New browsers allow you to query the current @media actually being used on the page using the matchMedia API though not all browsers have access to this API. The responsive designs work setting some new css’s rules based on the current page viewPort of the browser, this is; the usable width and height within the current browser window.

As each site may have their own defined width limits to switch to a new layout, we’ll need to check out CSS files to find which one we’ll be using to detect if the user is viewing a different responsive layout but the desktop one.

media_responsive

It may happen that our site has more than one @media’s defined to make the site fully compatible with some specific devices ( ipad1, ipad2, etc ). If this is our case I recomend just to check for the main @media that really makes the difference, or if you want to go further you could even improve the current post examples to track every single available layour within your site.

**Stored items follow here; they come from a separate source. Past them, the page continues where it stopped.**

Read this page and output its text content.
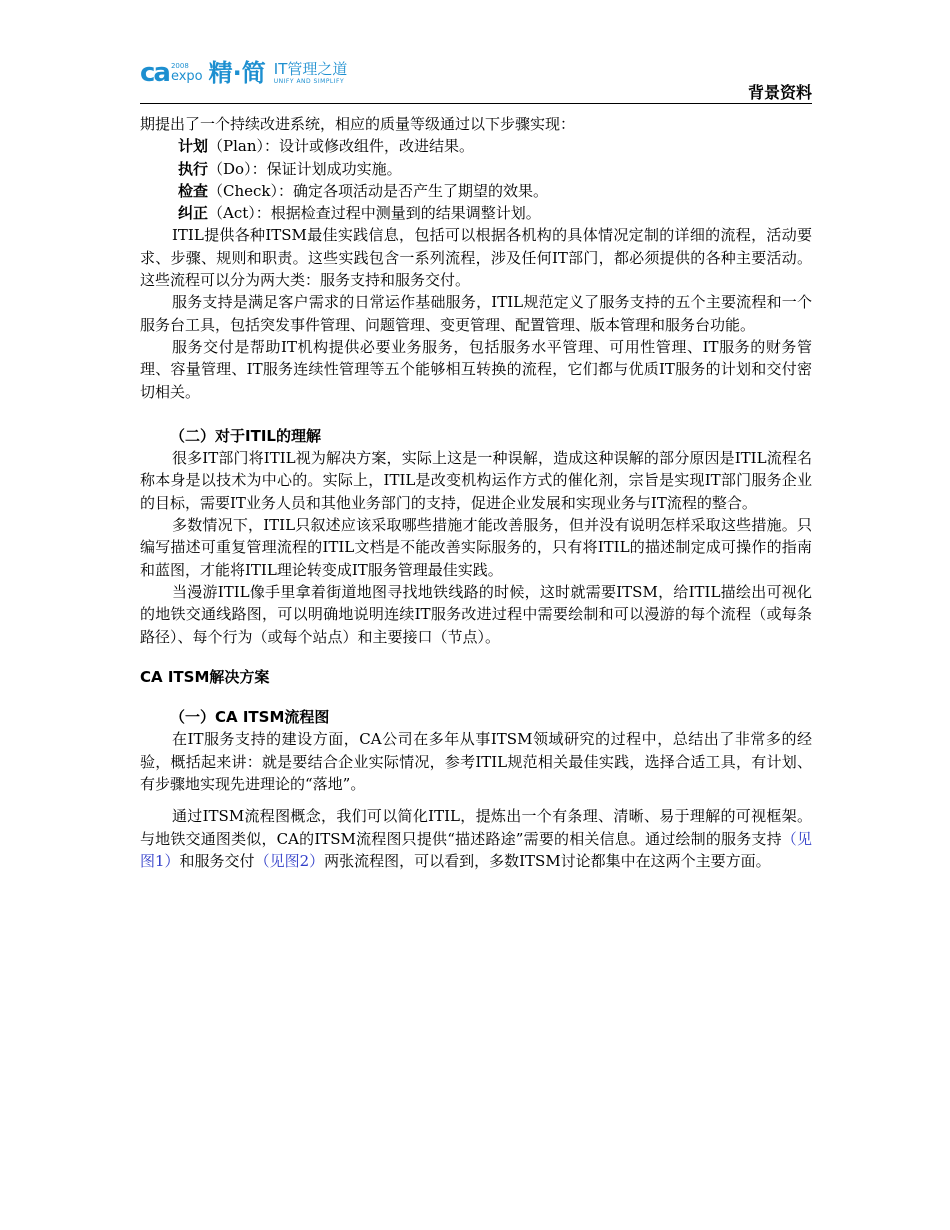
ca 2008
expo 精·简 IT管理之道
UNIFY AND SIMPLIFY
背景资料

期提出了一个持续改进系统，相应的质量等级通过以下步骤实现：

计划（Plan）：设计或修改组件，改进结果。

执行（Do）：保证计划成功实施。

检查（Check）：确定各项活动是否产生了期望的效果。

纠正（Act）：根据检查过程中测量到的结果调整计划。

ITIL提供各种ITSM最佳实践信息，包括可以根据各机构的具体情况定制的详细的流程，活动要求、步骤、规则和职责。这些实践包含一系列流程，涉及任何IT部门，都必须提供的各种主要活动。这些流程可以分为两大类：服务支持和服务交付。

服务支持是满足客户需求的日常运作基础服务，ITIL规范定义了服务支持的五个主要流程和一个服务台工具，包括突发事件管理、问题管理、变更管理、配置管理、版本管理和服务台功能。

服务交付是帮助IT机构提供必要业务服务，包括服务水平管理、可用性管理、IT服务的财务管理、容量管理、IT服务连续性管理等五个能够相互转换的流程，它们都与优质IT服务的计划和交付密切相关。

（二）对于ITIL的理解

很多IT部门将ITIL视为解决方案，实际上这是一种误解，造成这种误解的部分原因是ITIL流程名称本身是以技术为中心的。实际上，ITIL是改变机构运作方式的催化剂，宗旨是实现IT部门服务企业的目标，需要IT业务人员和其他业务部门的支持，促进企业发展和实现业务与IT流程的整合。

多数情况下，ITIL只叙述应该采取哪些措施才能改善服务，但并没有说明怎样采取这些措施。只编写描述可重复管理流程的ITIL文档是不能改善实际服务的，只有将ITIL的描述制定成可操作的指南和蓝图，才能将ITIL理论转变成IT服务管理最佳实践。

当漫游ITIL像手里拿着街道地图寻找地铁线路的时候，这时就需要ITSM，给ITIL描绘出可视化的地铁交通线路图，可以明确地说明连续IT服务改进过程中需要绘制和可以漫游的每个流程（或每条路径）、每个行为（或每个站点）和主要接口（节点）。

CA ITSM解决方案

（一）CA ITSM流程图

在IT服务支持的建设方面，CA公司在多年从事ITSM领域研究的过程中，总结出了非常多的经验，概括起来讲：就是要结合企业实际情况，参考ITIL规范相关最佳实践，选择合适工具，有计划、有步骤地实现先进理论的“落地”。

通过ITSM流程图概念，我们可以简化ITIL，提炼出一个有条理、清晰、易于理解的可视框架。与地铁交通图类似，CA的ITSM流程图只提供“描述路途”需要的相关信息。通过绘制的服务支持（见图1）和服务交付（见图2）两张流程图，可以看到，多数ITSM讨论都集中在这两个主要方面。
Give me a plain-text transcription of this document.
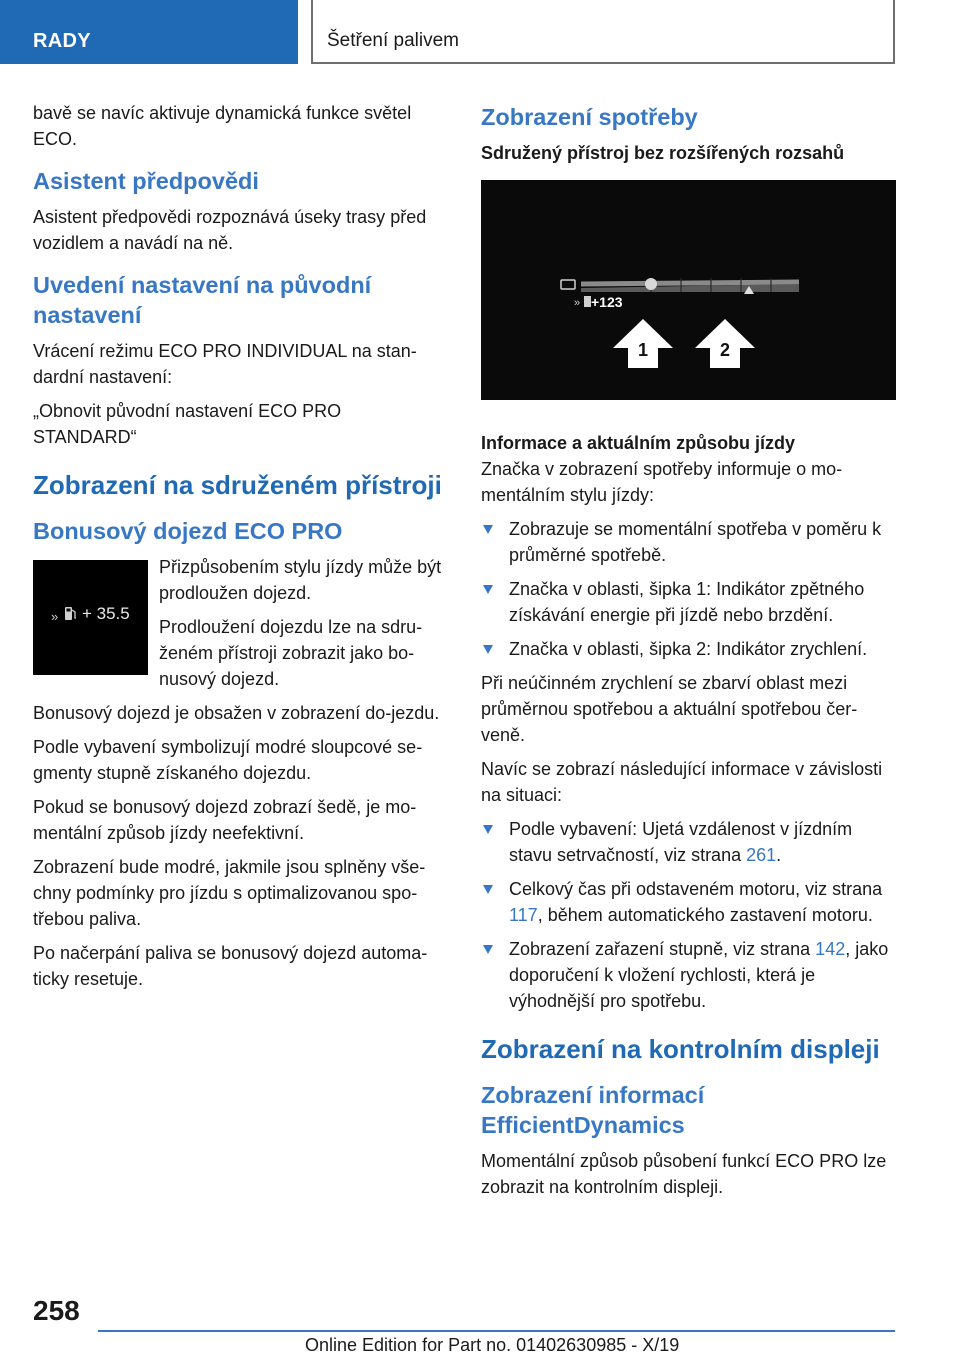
RADY	Šetření palivem

bavě se navíc aktivuje dynamická funkce světel ECO.

Asistent předpovědi

Asistent předpovědi rozpoznává úseky trasy před vozidlem a navádí na ně.

Uvedení nastavení na původní nastavení

Vrácení režimu ECO PRO INDIVIDUAL na stan-dardní nastavení:

„Obnovit původní nastavení ECO PRO STANDARD“

Zobrazení na sdruženém přístroji
Bonusový dojezd ECO PRO
» + 35.5

Přizpůsobením stylu jízdy může být prodloužen dojezd.

Prodloužení dojezdu lze na sdru-ženém přístroji zobrazit jako bo-nusový dojezd.

Bonusový dojezd je obsažen v zobrazení do-jezdu.

Podle vybavení symbolizují modré sloupcové se-gmenty stupně získaného dojezdu.

Pokud se bonusový dojezd zobrazí šedě, je mo-mentální způsob jízdy neefektivní.

Zobrazení bude modré, jakmile jsou splněny vše-chny podmínky pro jízdu s optimalizovanou spo-třebou paliva.

Po načerpání paliva se bonusový dojezd automa-ticky resetuje.

Zobrazení spotřeby

Sdružený přístroj bez rozšířených rozsahů

» +123
1	2

Informace a aktuálním způsobu jízdy

Značka v zobrazení spotřeby informuje o mo-mentálním stylu jízdy:

Zobrazuje se momentální spotřeba v poměru k průměrné spotřebě.
Značka v oblasti, šipka 1: Indikátor zpětného získávání energie při jízdě nebo brzdění.
Značka v oblasti, šipka 2: Indikátor zrychlení.

Při neúčinném zrychlení se zbarví oblast mezi průměrnou spotřebou a aktuální spotřebou čer-veně.

Navíc se zobrazí následující informace v závislosti na situaci:

Podle vybavení: Ujetá vzdálenost v jízdním stavu setrvačností, viz strana 261.
Celkový čas při odstaveném motoru, viz strana 117, během automatického zastavení motoru.
Zobrazení zařazení stupně, viz strana 142, jako doporučení k vložení rychlosti, která je výhodnější pro spotřebu.
Zobrazení na kontrolním displeji
Zobrazení informací EfficientDynamics

Momentální způsob působení funkcí ECO PRO lze zobrazit na kontrolním displeji.

258
Online Edition for Part no. 01402630985 - X/19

var matchMedia = window.matchMedia || window.msMatchMedia; var customVarResponsive; if(window.matchMedia) window.matchMedia("(max-width: 992px)").matches ? customVarResponsive='yes' : customVarResponsive='no'; else customVarResponsive = 'no'; ga('set','dimensionXX',customVarResponsive);

As we’ve mentioned before not all browsers does support the mediaMatch API (You can check browsers support in the table below), so there’s some other more standard method to get this info, and instead of matching the current used @media, we’ll need to check the current viewPort width size againts the max-width defined in our CSS file:

Source: http://caniuse.com/#feat=matchmedia
Source: http://caniuse.com/#feat=matchmedia

The following snippet will let you track the current browser’s viewPort and it’s fully compatible with all the browsers:

if((Math.max(document.documentElement.clientWidth, window.innerWidth || 0))>=992)
  var customVarResponsive = "no";
else
  var customVarResponsive = "yes";
ga('set','dimensionXX',customVarResponsive);

In any case using the matchMedia API is fancier way to achieve this, and is widely supported plus it give us more flexibility for example allowing us to use a listener to monitor the @media changes without needing to query the current viewPort size every X seconds, and why not sending an event if the user’s layout changed after the initial page load 🙂

<script>
// IE msMatchMedia var matchMedia = window.matchMedia || window.msMatchMedia; function getMaxWidth (mq) { if(mq.matches) // We do not want to send an interactive event ga('send','Responsive Tracking','Went Responsive',null.null,true); else ga('send','Responsive Tracking','Went Desktop',null.null,true); } if(matchMedia) responsiveCheck = window.matchMedia("(max-width: 992px)"); responsiveCheck.addListener(getMaxWidth);
</script>




There we have it, everytime the current user @media’s changes, a new event will be send to Google Analytics using the Event Tracking, or this can be extended to be user with any other tracking tool with not much efforts but calling our analytics tool method to do the event tracking, or setting the custom dimensions.

Of couse this would allow us to have a different tracking for our sites, as we could define different event’s for each of our layouts.